Maximizing the Advantages of Hybrid Printing Technology
The differences between conventional and digital printing in many ways equate to the differences between art and science, says Ed Zumbiel, president of Zumbiel Digital. But when combined as hybrid printing technology, the scientific precision of digital and the artistic capabilities of conventional can lead to unprecedented packaging results.
Zumbiel Digital, a paperboard packaging producer in Hebron, Ky., was among the early adopters of hybrid print production, when in 2017 it became the first to install a Kodak PROSPER 6000S inkjet press featuring seven in-line flexo towers and in-line diecutting.

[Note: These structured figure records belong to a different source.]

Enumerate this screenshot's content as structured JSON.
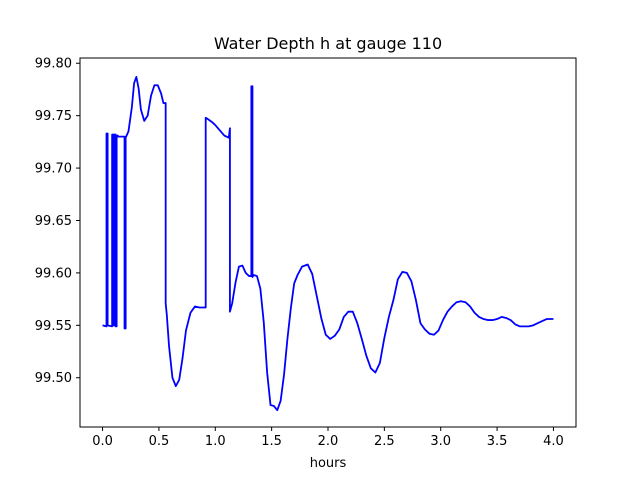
{
  "chart_data": {
    "type": "line",
    "title": "Water Depth h at gauge 110",
    "xlabel": "hours",
    "ylabel": "",
    "xlim": [
      -0.2,
      4.2
    ],
    "ylim": [
      99.453,
      99.805
    ],
    "xticks": [
      0.0,
      0.5,
      1.0,
      1.5,
      2.0,
      2.5,
      3.0,
      3.5,
      4.0
    ],
    "xtick_labels": [
      "0.0",
      "0.5",
      "1.0",
      "1.5",
      "2.0",
      "2.5",
      "3.0",
      "3.5",
      "4.0"
    ],
    "yticks": [
      99.5,
      99.55,
      99.6,
      99.65,
      99.7,
      99.75,
      99.8
    ],
    "ytick_labels": [
      "99.50",
      "99.55",
      "99.60",
      "99.65",
      "99.70",
      "99.75",
      "99.80"
    ],
    "grid": false,
    "series": [
      {
        "color": "#0000ff",
        "x": [
          0.0,
          0.035,
          0.035,
          0.045,
          0.045,
          0.085,
          0.085,
          0.095,
          0.095,
          0.105,
          0.105,
          0.115,
          0.115,
          0.125,
          0.125,
          0.135,
          0.135,
          0.195,
          0.195,
          0.205,
          0.205,
          0.23,
          0.26,
          0.28,
          0.3,
          0.32,
          0.34,
          0.37,
          0.4,
          0.43,
          0.46,
          0.49,
          0.52,
          0.54,
          0.56,
          0.56,
          0.57,
          0.59,
          0.62,
          0.65,
          0.68,
          0.71,
          0.74,
          0.78,
          0.82,
          0.86,
          0.9,
          0.915,
          0.915,
          0.93,
          0.97,
          1.0,
          1.04,
          1.08,
          1.12,
          1.13,
          1.13,
          1.13,
          1.15,
          1.18,
          1.21,
          1.24,
          1.27,
          1.3,
          1.32,
          1.32,
          1.33,
          1.33,
          1.34,
          1.37,
          1.4,
          1.43,
          1.46,
          1.49,
          1.52,
          1.55,
          1.58,
          1.61,
          1.64,
          1.67,
          1.7,
          1.73,
          1.77,
          1.82,
          1.86,
          1.9,
          1.94,
          1.98,
          2.02,
          2.06,
          2.1,
          2.14,
          2.18,
          2.22,
          2.26,
          2.3,
          2.34,
          2.38,
          2.42,
          2.46,
          2.5,
          2.54,
          2.58,
          2.62,
          2.66,
          2.7,
          2.74,
          2.78,
          2.82,
          2.86,
          2.9,
          2.94,
          2.98,
          3.02,
          3.06,
          3.1,
          3.14,
          3.18,
          3.22,
          3.26,
          3.3,
          3.34,
          3.38,
          3.42,
          3.46,
          3.5,
          3.54,
          3.58,
          3.62,
          3.66,
          3.7,
          3.74,
          3.78,
          3.82,
          3.86,
          3.9,
          3.94,
          3.98,
          4.0
        ],
        "y": [
          99.55,
          99.549,
          99.733,
          99.733,
          99.55,
          99.549,
          99.732,
          99.732,
          99.55,
          99.55,
          99.732,
          99.732,
          99.549,
          99.549,
          99.731,
          99.731,
          99.73,
          99.73,
          99.547,
          99.547,
          99.729,
          99.735,
          99.758,
          99.781,
          99.787,
          99.776,
          99.756,
          99.745,
          99.75,
          99.769,
          99.779,
          99.779,
          99.771,
          99.762,
          99.762,
          99.571,
          99.56,
          99.53,
          99.5,
          99.492,
          99.498,
          99.519,
          99.545,
          99.562,
          99.568,
          99.567,
          99.567,
          99.567,
          99.748,
          99.747,
          99.744,
          99.741,
          99.736,
          99.731,
          99.729,
          99.738,
          99.563,
          99.563,
          99.571,
          99.591,
          99.606,
          99.607,
          99.6,
          99.597,
          99.597,
          99.778,
          99.778,
          99.596,
          99.598,
          99.597,
          99.585,
          99.553,
          99.505,
          99.474,
          99.473,
          99.469,
          99.478,
          99.503,
          99.537,
          99.566,
          99.59,
          99.598,
          99.606,
          99.608,
          99.599,
          99.578,
          99.557,
          99.541,
          99.537,
          99.54,
          99.546,
          99.558,
          99.563,
          99.563,
          99.552,
          99.537,
          99.521,
          99.509,
          99.505,
          99.514,
          99.538,
          99.558,
          99.574,
          99.594,
          99.601,
          99.6,
          99.592,
          99.574,
          99.552,
          99.546,
          99.542,
          99.541,
          99.545,
          99.555,
          99.563,
          99.568,
          99.572,
          99.573,
          99.572,
          99.568,
          99.562,
          99.558,
          99.556,
          99.555,
          99.555,
          99.556,
          99.558,
          99.557,
          99.555,
          99.551,
          99.549,
          99.549,
          99.549,
          99.55,
          99.552,
          99.554,
          99.556,
          99.556,
          99.556
        ]
      }
    ]
  }
}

While hybrid printing technology has gained adoption throughout the packaging industry in recent years, Zumbiel Digital’s press configuration has remained unique, allowing it to introduce unprecedented packaging opportunities to its customers.

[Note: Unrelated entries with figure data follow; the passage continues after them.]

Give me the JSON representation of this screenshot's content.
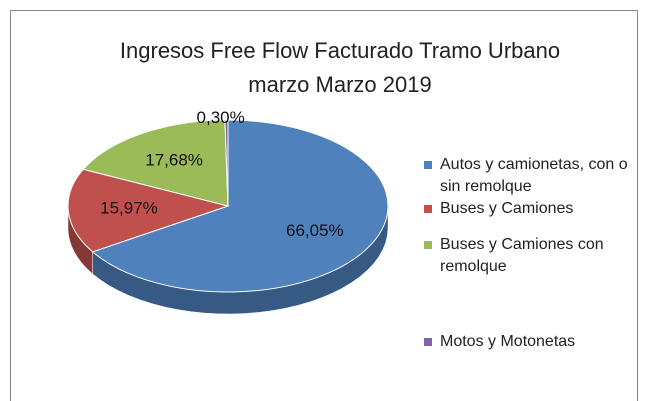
{
  "chart_data": {
    "type": "pie",
    "title": "Ingresos Free Flow Facturado Tramo Urbano marzo Marzo 2019",
    "categories": [
      "Autos y camionetas, con o sin remolque",
      "Buses y Camiones",
      "Buses y Camiones con remolque",
      "Motos y Motonetas"
    ],
    "values": [
      66.05,
      15.97,
      17.68,
      0.3
    ],
    "value_labels": [
      "66,05%",
      "15,97%",
      "17,68%",
      "0,30%"
    ],
    "colors": [
      "#4f81bd",
      "#c0504d",
      "#9bbb59",
      "#8064a2"
    ],
    "legend": "right"
  }
}
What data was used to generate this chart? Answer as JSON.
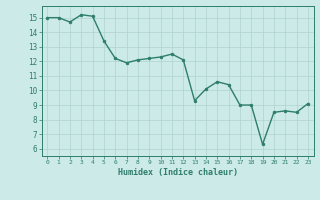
{
  "x": [
    0,
    1,
    2,
    3,
    4,
    5,
    6,
    7,
    8,
    9,
    10,
    11,
    12,
    13,
    14,
    15,
    16,
    17,
    18,
    19,
    20,
    21,
    22,
    23
  ],
  "y": [
    15.0,
    15.0,
    14.7,
    15.2,
    15.1,
    13.4,
    12.2,
    11.9,
    12.1,
    12.2,
    12.3,
    12.5,
    12.1,
    9.3,
    10.1,
    10.6,
    10.4,
    9.0,
    9.0,
    6.3,
    8.5,
    8.6,
    8.5,
    9.1
  ],
  "xlabel": "Humidex (Indice chaleur)",
  "xlim": [
    -0.5,
    23.5
  ],
  "ylim": [
    5.5,
    15.8
  ],
  "yticks": [
    6,
    7,
    8,
    9,
    10,
    11,
    12,
    13,
    14,
    15
  ],
  "xticks": [
    0,
    1,
    2,
    3,
    4,
    5,
    6,
    7,
    8,
    9,
    10,
    11,
    12,
    13,
    14,
    15,
    16,
    17,
    18,
    19,
    20,
    21,
    22,
    23
  ],
  "line_color": "#2e7d6e",
  "marker_color": "#2e7d6e",
  "bg_color": "#cceae7",
  "grid_color": "#aed4d0",
  "tick_color": "#2e7d6e",
  "label_color": "#2e7d6e",
  "font_name": "monospace"
}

“We’re probably the only people out there still with that kind of nutty configuration on a machine,” he says. “But we like it, and we’re looking at jobs and doing different work right now that’s not unimaginable on a sheetfed press or analog press, but it would be incredibly complex to do what we’re able to do in one single operation.”
Joining Digital Printing and Conventional Printing
While hybrid presses have been gaining steam in the packaging segment, the history of joining digital and flexographic printing can be traced back decades, says David Zwang, principal consultant for Zwang & Co., and chairman of the Ghent Workgroup, an international organization of graphic arts professionals that specializes in developing workflow best practices.